Sobre la mesa de la cocina, la manga de una de las camisas colgaba fuera de la bolsa. La puerta del horno estaba abierta y el flan, dentro del horno. Hugo comprobó –por las perillas de las hornallas– que el horno estuviese apagado. Metió la manga de la camisa en la bolsa, y salió otra vez al patio.

Su madre había conectado la manguera nueva. Ahora apuntaba con el hilo de agua hacia las llamas. A Hugo le pareció que estaba regando el fuego.
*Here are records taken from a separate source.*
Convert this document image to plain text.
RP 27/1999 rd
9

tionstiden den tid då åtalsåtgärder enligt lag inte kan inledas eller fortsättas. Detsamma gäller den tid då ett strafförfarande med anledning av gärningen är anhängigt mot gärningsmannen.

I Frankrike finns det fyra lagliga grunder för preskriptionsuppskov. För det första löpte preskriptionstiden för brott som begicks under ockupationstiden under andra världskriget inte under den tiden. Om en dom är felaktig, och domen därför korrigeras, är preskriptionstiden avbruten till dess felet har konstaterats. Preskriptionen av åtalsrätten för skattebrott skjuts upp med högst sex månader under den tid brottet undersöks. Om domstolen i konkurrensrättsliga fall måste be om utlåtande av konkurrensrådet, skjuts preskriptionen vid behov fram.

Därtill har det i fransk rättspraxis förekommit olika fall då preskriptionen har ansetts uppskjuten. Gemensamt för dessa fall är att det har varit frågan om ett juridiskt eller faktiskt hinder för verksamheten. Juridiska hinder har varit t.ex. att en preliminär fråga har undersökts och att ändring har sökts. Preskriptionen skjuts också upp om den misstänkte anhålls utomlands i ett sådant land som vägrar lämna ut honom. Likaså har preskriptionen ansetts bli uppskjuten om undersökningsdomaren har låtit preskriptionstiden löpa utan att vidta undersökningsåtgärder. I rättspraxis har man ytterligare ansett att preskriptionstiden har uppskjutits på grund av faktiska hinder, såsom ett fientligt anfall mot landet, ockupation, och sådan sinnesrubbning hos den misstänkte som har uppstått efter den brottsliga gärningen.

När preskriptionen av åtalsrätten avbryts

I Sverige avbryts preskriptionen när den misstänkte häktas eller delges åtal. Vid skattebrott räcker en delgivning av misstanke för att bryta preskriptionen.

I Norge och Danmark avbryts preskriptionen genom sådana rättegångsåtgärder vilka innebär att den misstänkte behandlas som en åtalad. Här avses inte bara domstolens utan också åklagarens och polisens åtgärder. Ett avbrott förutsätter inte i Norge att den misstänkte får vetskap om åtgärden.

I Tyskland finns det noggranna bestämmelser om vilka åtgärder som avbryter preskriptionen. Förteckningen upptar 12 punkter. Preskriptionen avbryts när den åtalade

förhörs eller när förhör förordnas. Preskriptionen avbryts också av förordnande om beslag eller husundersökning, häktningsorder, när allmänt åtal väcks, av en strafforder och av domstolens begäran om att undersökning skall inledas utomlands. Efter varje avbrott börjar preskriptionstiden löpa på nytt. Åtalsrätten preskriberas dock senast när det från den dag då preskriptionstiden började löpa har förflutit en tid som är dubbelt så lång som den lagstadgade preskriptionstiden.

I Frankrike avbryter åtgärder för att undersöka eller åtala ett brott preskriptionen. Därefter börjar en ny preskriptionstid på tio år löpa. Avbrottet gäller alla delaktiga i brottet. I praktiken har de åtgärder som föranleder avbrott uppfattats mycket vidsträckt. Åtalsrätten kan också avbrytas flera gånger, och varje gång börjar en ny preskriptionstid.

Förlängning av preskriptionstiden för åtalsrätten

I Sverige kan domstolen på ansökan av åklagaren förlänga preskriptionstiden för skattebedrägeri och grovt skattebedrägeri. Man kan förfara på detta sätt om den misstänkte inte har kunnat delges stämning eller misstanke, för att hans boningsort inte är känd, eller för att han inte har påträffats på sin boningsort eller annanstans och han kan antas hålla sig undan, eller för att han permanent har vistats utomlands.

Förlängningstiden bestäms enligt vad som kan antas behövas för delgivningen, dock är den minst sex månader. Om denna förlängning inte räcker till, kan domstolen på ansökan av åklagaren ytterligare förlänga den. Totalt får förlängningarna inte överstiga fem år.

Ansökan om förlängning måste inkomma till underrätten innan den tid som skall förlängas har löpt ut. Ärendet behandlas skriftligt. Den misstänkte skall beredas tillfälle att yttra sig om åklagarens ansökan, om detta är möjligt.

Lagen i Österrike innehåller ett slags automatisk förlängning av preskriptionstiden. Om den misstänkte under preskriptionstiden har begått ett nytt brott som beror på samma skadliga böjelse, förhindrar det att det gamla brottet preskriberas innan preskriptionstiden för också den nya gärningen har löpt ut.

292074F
Se acercó. Su madre lloraba.
-¿Llamaste?- preguntó, con un sollozo.
-Sí- dijo Hugo.
La madre se dio vuelta. Anduvo unos pasos, soltó la manguera y se volvió. Hugo la abrazó y la sintió caer; temblaba.
Cayeron de rodillas sobre el pasto. El pasto que la madre había cortado y que ya crecía de nuevo. El pasto frío y cada vez más húmedo por el rocío de la noche.
Detrás de Hugo y su madre, el agua que salía de la manguera formaba un charco.
El cerrajero, para creer en lo que había oído, se asomó a ver. Todo era verdad.
El incendio de la palmera iluminaba.